Chile adopted the metric system in 1848. Previously, the Spanish system of measures was used.

History
Since colonization, Chile had always used a unit system based on the Spanish customary units. In 1843, a law was passed formalizing it, and defining its fundamental unit, the vara, as a fraction of a metre.
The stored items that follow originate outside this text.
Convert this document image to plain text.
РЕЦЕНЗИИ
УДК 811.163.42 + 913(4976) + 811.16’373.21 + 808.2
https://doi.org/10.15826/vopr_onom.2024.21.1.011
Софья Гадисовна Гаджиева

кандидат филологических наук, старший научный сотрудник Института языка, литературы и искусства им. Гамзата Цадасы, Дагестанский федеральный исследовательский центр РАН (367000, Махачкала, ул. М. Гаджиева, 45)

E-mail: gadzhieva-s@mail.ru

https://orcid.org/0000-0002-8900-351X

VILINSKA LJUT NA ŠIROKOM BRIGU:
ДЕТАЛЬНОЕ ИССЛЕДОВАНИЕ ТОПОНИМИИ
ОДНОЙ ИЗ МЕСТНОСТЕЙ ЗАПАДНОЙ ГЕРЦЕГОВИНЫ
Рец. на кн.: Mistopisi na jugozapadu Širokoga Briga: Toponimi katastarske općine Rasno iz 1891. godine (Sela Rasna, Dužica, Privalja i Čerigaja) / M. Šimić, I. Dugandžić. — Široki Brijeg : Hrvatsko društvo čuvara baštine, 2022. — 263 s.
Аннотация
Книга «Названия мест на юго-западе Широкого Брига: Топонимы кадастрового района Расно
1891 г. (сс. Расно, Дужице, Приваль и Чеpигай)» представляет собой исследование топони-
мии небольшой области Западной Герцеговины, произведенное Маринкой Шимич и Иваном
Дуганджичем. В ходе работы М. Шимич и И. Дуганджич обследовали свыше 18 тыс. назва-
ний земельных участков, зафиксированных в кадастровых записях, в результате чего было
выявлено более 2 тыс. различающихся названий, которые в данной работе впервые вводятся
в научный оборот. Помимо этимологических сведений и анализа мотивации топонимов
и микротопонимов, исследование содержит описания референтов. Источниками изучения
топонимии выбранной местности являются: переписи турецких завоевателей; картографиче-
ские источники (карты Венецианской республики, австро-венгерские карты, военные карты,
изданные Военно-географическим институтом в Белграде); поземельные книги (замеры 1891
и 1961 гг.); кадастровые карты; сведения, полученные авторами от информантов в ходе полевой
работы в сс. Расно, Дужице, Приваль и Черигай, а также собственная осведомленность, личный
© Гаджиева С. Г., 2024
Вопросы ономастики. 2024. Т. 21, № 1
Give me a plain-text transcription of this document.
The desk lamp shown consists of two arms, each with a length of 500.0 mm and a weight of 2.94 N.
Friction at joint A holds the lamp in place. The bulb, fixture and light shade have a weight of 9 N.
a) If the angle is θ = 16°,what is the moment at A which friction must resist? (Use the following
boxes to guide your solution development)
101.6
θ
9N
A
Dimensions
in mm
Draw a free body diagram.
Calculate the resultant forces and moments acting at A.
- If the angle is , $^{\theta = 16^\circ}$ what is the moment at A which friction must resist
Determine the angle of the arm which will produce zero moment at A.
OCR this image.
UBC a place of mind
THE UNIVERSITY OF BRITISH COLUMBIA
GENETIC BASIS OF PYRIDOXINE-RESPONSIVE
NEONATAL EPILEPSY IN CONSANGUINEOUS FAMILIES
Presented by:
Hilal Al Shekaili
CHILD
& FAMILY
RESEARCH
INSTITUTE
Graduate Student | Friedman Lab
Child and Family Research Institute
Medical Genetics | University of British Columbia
Later, during the presidency of Manuel Bulnes, a law was passed on 29 January 1848, adopting the Metric System. Finally, Chile signed the Metre Convention in 1908.

Current exceptions
 Timber and pipes are sold in metres, but their width, thickness, and diameter are measured in inches.
 Nail mass is measured in grams, but length is measured in inches.
 Yarn is normally sold in yards.
 Tins of paint are usually sold in multiples of US gallons.
 Display sizes for the screens of televisions and computer monitors have their diagonals measured in inches.
 Tire pressure is measured in pounds per square inch.
 The most common paper size is letter (carta). A4 paper is rarely used.
 The price of copper, Chile's most exported material, is usually quoted in dollars per pound.
 In the Chiloé islands, the almud (a Spanish unit) is used as a volume measurement for "drys" (between six or eight litres).
 McDonald's sells its Quarter Pounder with cheese as "Cuarto de Libra con Queso", which translates from Spanish as "Quarter Pound with Cheese".
 Like in most countries, aviation (altitude and flight level) is measured in feet.